Cela étant, force est de constater que les médias posent
plusieurs problèmes structurels dans la société d’aujourd’hui. Il y a d’abord,
chez beaucoup de journalistes, un manque de rigueur intellectuelle, pour ne pas
dire d’intelligence. J’ai entendu cet hiver une journaliste politique réputée,
sur une grande radio du service public, demander à son invité si ça ne le gênait
pas de défendre le RIC, au motif que cette réforme était défendue depuis
longtemps par Étienne Chouard, qui lui-même refusait de ne dire que du mal d’Alain Soral, antisémite
notoire. Je suis moi-même un fervent opposant au RIC ; mais quand on en
arrive à ce niveau de bêtise dans l’argumentation et le questionnement… Vous me
direz que nous avons tous nos moments creux, qu’il nous arrive à tous de
manquer d’à-propos, voire de dire une belle connerie. Certes. Mais les
journalistes, par les répercussions que donne à leurs propos la nature même de
leur métier, ont un devoir d’exemplarité. Ils ne sont pas les seuls : je
suis aussi choqué quand je vois, chez mes collègues, des bulletins scolaires
remplis dans un français plus qu’approximatif.

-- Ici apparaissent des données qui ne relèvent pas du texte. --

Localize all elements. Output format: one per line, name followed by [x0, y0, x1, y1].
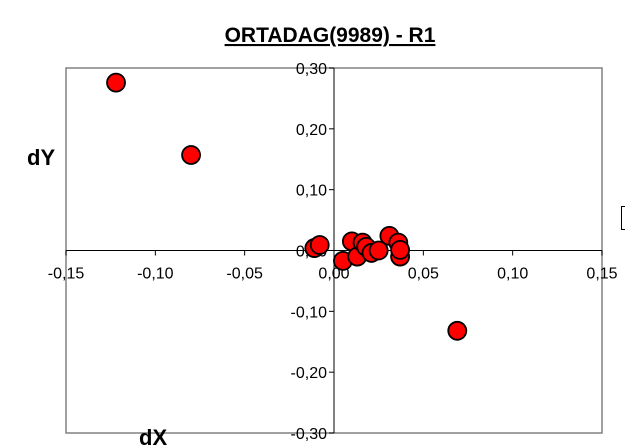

C’est encore plus vrai de nos jours, car l’impact des médias
est démultiplié par la formidable caisse de résonance de leur
omniprésence : les chaînes d’info en continu, par exemple, et surtout,
bien sûr, les réseaux sociaux, font que les mêmes informations tournent en
boucle. Cela fait du bruit ; et face à ce bruit, les politiciens se
croient obligés de réagir, immédiatement, et bruyamment, eux aussi. De là les
lois de circonstances qui alourdissent à chaque fait divers, donc chaque
semaine un peu plus, notre arsenal législatif pourtant déjà obèse. Proposer une
nouvelle loi devient chez eux un véritable réflexe, faute d’autres idées. On en
arrive à une société du spectacle ou les politiciens croient avoir fait leur
travail quand, après le vacarme d’un fait divers bien choquant, ils ont fait un
vacarme équivalent dans la direction apparemment opposée. Rien n’avance, car
comme le dit Léodagan, deux trous du cul ne sont pas plus efficaces qu’un seul,
et deux lois qui disent la même chose ne seront pas plus respectées qu’une
seule. Mais les politiciens peuvent ainsi dire : j’ai réagi.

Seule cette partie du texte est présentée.